Boris Eldagsen hat gemeinsam mit dem polnischen Fotografen Tomasz Lazar auf Jahrmärkten, an Halloween und anhand gängiger Horrorformate recherchiert, was Menschen einen Schrecken einjagt, gruseln macht. Als erstes Resultat gibt es dazu auf Arles ein 28-seitiges Booklet, die Premiere des Videos "Black Mirror" findet im Rahmen der Wiesbadener Fototage statt. Buchkunst Berlin zeigt Florian Bachmaiers Fotos aus der Ukraine. Andreas Trogisch, Regina Anzenberger, Katrin Jaquet, Wolfgang Josef Mayer, Andrea Diefenbach, Anne Morgenstern und andere treten im Verlauf der Woche auch auf den Plan. Und Verlage wie Hartmann und Kehrer versuchen natürlich, ihre Bücher in Szene zu setzen.

Falls jetzt eine spitzfindige Person beklagt, dass im Zuge von Corona und russischem Angriffskrieg ein Thema wie "Black Lives Matter" im Gegensatz zu weißen Frauen fortgeschrittenen Alters offensichtlich wieder vom Tisch ist: Geduld!

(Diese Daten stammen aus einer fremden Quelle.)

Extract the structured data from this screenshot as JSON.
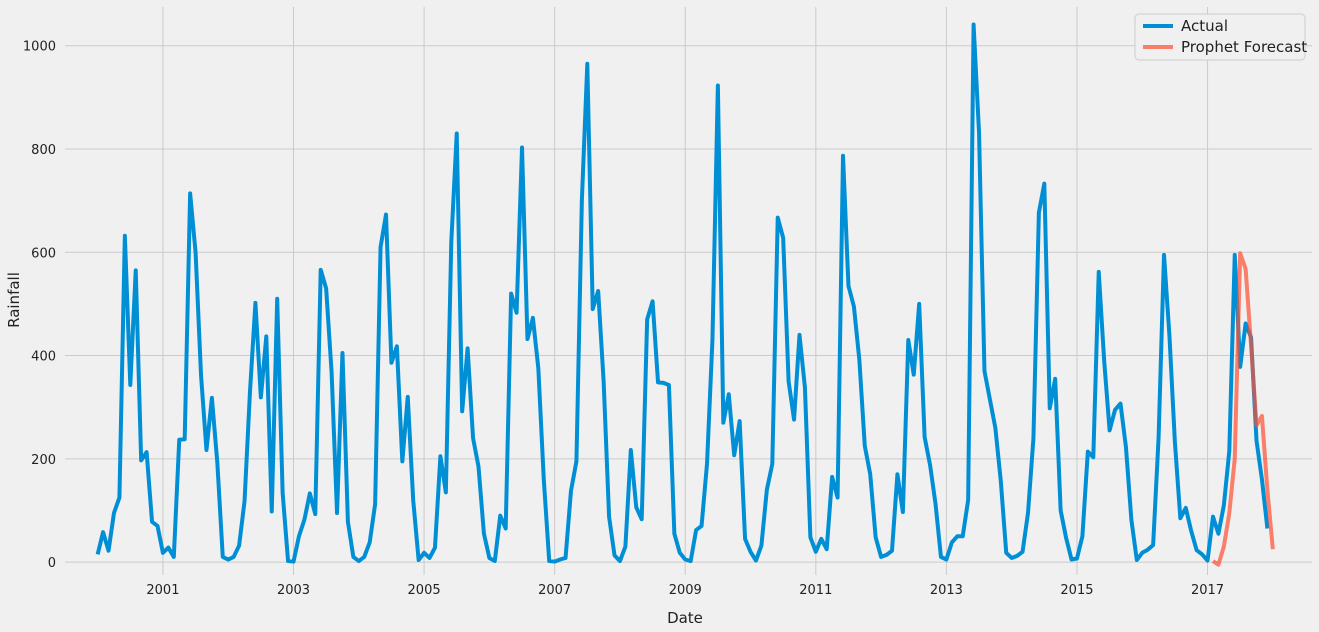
{
  "chart_data": {
    "type": "line",
    "xlabel": "Date",
    "ylabel": "Rainfall",
    "xlim": [
      1999.5,
      2018.6
    ],
    "ylim": [
      -25,
      1075
    ],
    "x_ticks": [
      {
        "value": 2001,
        "label": "2001"
      },
      {
        "value": 2003,
        "label": "2003"
      },
      {
        "value": 2005,
        "label": "2005"
      },
      {
        "value": 2007,
        "label": "2007"
      },
      {
        "value": 2009,
        "label": "2009"
      },
      {
        "value": 2011,
        "label": "2011"
      },
      {
        "value": 2013,
        "label": "2013"
      },
      {
        "value": 2015,
        "label": "2015"
      },
      {
        "value": 2017,
        "label": "2017"
      }
    ],
    "y_ticks": [
      {
        "value": 0,
        "label": "0"
      },
      {
        "value": 200,
        "label": "200"
      },
      {
        "value": 400,
        "label": "400"
      },
      {
        "value": 600,
        "label": "600"
      },
      {
        "value": 800,
        "label": "800"
      },
      {
        "value": 1000,
        "label": "1000"
      }
    ],
    "grid": true,
    "legend_position": "top-right",
    "series": [
      {
        "name": "Actual",
        "color": "#008fd5",
        "start_year": 2000,
        "values": [
          15,
          58,
          22,
          95,
          125,
          632,
          343,
          565,
          197,
          213,
          78,
          70,
          18,
          28,
          10,
          237,
          238,
          714,
          600,
          362,
          217,
          318,
          192,
          10,
          5,
          10,
          32,
          118,
          330,
          502,
          319,
          437,
          98,
          510,
          134,
          2,
          1,
          50,
          82,
          133,
          93,
          566,
          530,
          368,
          95,
          405,
          78,
          10,
          2,
          10,
          38,
          112,
          610,
          673,
          386,
          418,
          195,
          320,
          120,
          4,
          18,
          8,
          28,
          205,
          135,
          620,
          830,
          292,
          414,
          240,
          185,
          55,
          8,
          2,
          90,
          65,
          520,
          483,
          803,
          432,
          473,
          375,
          160,
          2,
          1,
          5,
          8,
          138,
          195,
          700,
          965,
          490,
          525,
          350,
          88,
          13,
          2,
          30,
          217,
          106,
          83,
          470,
          505,
          348,
          347,
          343,
          55,
          18,
          5,
          2,
          62,
          70,
          190,
          430,
          923,
          270,
          325,
          207,
          273,
          45,
          20,
          3,
          32,
          140,
          190,
          667,
          628,
          350,
          276,
          440,
          338,
          48,
          20,
          45,
          25,
          165,
          125,
          787,
          535,
          495,
          392,
          225,
          170,
          48,
          10,
          14,
          22,
          170,
          97,
          430,
          363,
          500,
          242,
          188,
          113,
          10,
          5,
          38,
          50,
          50,
          120,
          1041,
          832,
          370,
          315,
          260,
          157,
          18,
          8,
          12,
          20,
          95,
          240,
          677,
          733,
          298,
          355,
          100,
          47,
          5,
          7,
          50,
          214,
          203,
          562,
          390,
          255,
          295,
          307,
          223,
          82,
          4,
          18,
          24,
          33,
          240,
          595,
          438,
          232,
          85,
          105,
          60,
          23,
          15,
          3,
          88,
          55,
          110,
          215,
          595,
          378,
          462,
          435,
          235,
          160,
          65
        ]
      },
      {
        "name": "Prophet Forecast",
        "color": "#fc4f30",
        "opacity": 0.7,
        "start_year": 2017.0833,
        "values": [
          2,
          -5,
          30,
          95,
          200,
          598,
          568,
          420,
          265,
          283,
          140,
          25
        ]
      }
    ]
  }
}
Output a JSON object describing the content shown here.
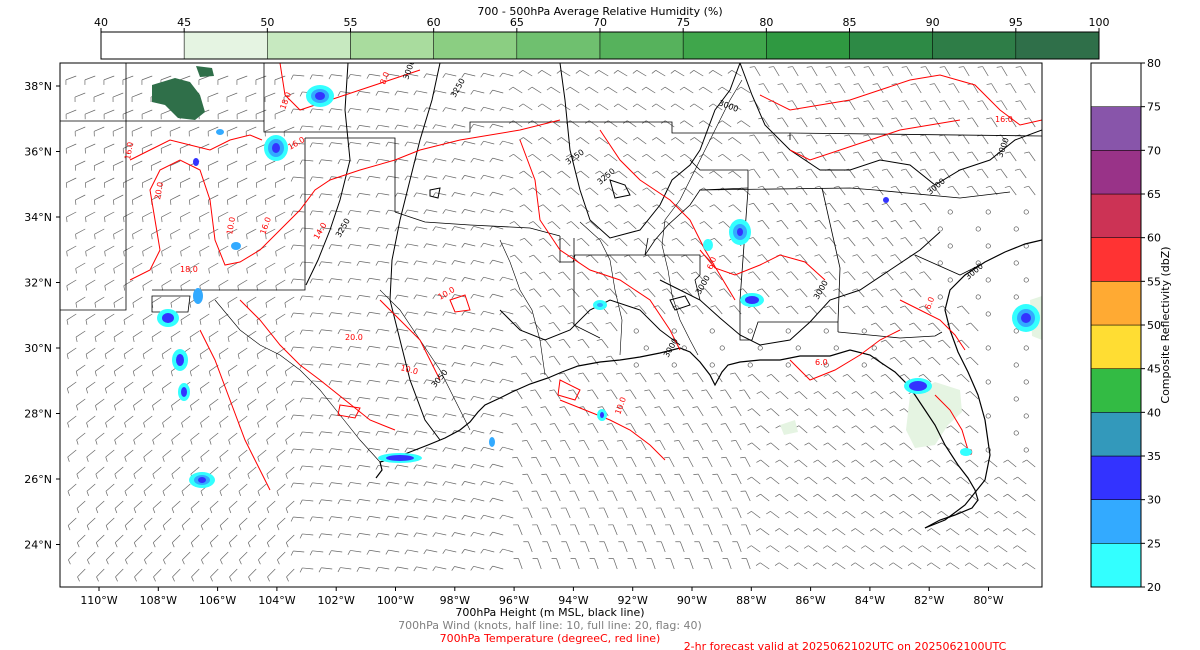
{
  "rh_colorbar": {
    "title": "700 - 500hPa Average Relative Humidity (%)",
    "ticks": [
      "40",
      "45",
      "50",
      "55",
      "60",
      "65",
      "70",
      "75",
      "80",
      "85",
      "90",
      "95",
      "100"
    ],
    "colors": [
      "#ffffff",
      "#e5f4e2",
      "#c7e9c0",
      "#a9dc9e",
      "#8bce82",
      "#6fc06f",
      "#56b25c",
      "#3fa64b",
      "#2f9941",
      "#2d8a45",
      "#2e7d47",
      "#2f6f49"
    ]
  },
  "reflectivity_colorbar": {
    "title": "Composite Reflectivity (dbZ)",
    "ticks": [
      "20",
      "25",
      "30",
      "35",
      "40",
      "45",
      "50",
      "55",
      "60",
      "65",
      "70",
      "75",
      "80"
    ],
    "colors": [
      "#33ffff",
      "#33aaff",
      "#3333ff",
      "#3399bb",
      "#33bb44",
      "#ffdd33",
      "#ffaa33",
      "#ff3333",
      "#cc3355",
      "#993388",
      "#8855aa",
      "#ffffff"
    ]
  },
  "map": {
    "lat_labels": [
      "38°N",
      "36°N",
      "34°N",
      "32°N",
      "30°N",
      "28°N",
      "26°N",
      "24°N"
    ],
    "lon_labels": [
      "110°W",
      "108°W",
      "106°W",
      "104°W",
      "102°W",
      "100°W",
      "98°W",
      "96°W",
      "94°W",
      "92°W",
      "90°W",
      "88°W",
      "86°W",
      "84°W",
      "82°W",
      "80°W"
    ],
    "height_contour_labels": [
      "3000",
      "3250",
      "3250",
      "3250",
      "3000",
      "3000",
      "3000",
      "3050",
      "3000",
      "3000",
      "3000",
      "3250",
      "3000"
    ],
    "temp_contour_labels": [
      "18.0",
      "16.0",
      "20.0",
      "16.0",
      "14.0",
      "18.0",
      "20.0",
      "10.0",
      "6.0",
      "16.0",
      "6.0",
      "6.0",
      "10.0",
      "6.0",
      "8.0",
      "16.0",
      "10.0",
      "10.0"
    ]
  },
  "captions": {
    "height": "700hPa Height (m MSL, black line)",
    "wind": "700hPa Wind (knots, half line: 10, full line: 20, flag: 40)",
    "temperature": "700hPa Temperature (degreeC, red line)",
    "valid": "2-hr forecast valid at 2025062102UTC on 2025062100UTC"
  },
  "caption_colors": {
    "height": "#000000",
    "wind": "#808080",
    "temperature": "#ff0000",
    "valid": "#ff0000"
  }
}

In Maja Hoffmanns Luma gibt es ab dem 6. Juli "Afrophon", eine Messe für Kunstbücher aus Afrika. Ein Glück, dass man sich auf das Engagement von Schweizer Pharma-MilliardärInnen für die gute Sache wie gewohnt verlassen kann.

Workshop in Arles 1976 © Marion Kalter, Bildrecht Wien



Wenn ich mir die Entwicklung in Arles in den letzten Jahre so anschaue und sie einem Foto von Marion Kalter aus dem Jahre 1976 gegenüber stelle, das einen Workshop von Jean Pierre Sudre zeigt, halte ich es nicht für unwahrscheinlich, dass das vielleicht mein letzter Artikel über die Veranstaltung ist. Einfach deshalb, weil das, was die Kunst interessant, unberechenbar, unvergleichlich macht, immer seltener in etablierten Formaten  - Theatern, Festivals, Museen, TV-Sendern - stattfindet.
Für dieses Mal heißt es am Ende aber noch schlicht: Santé!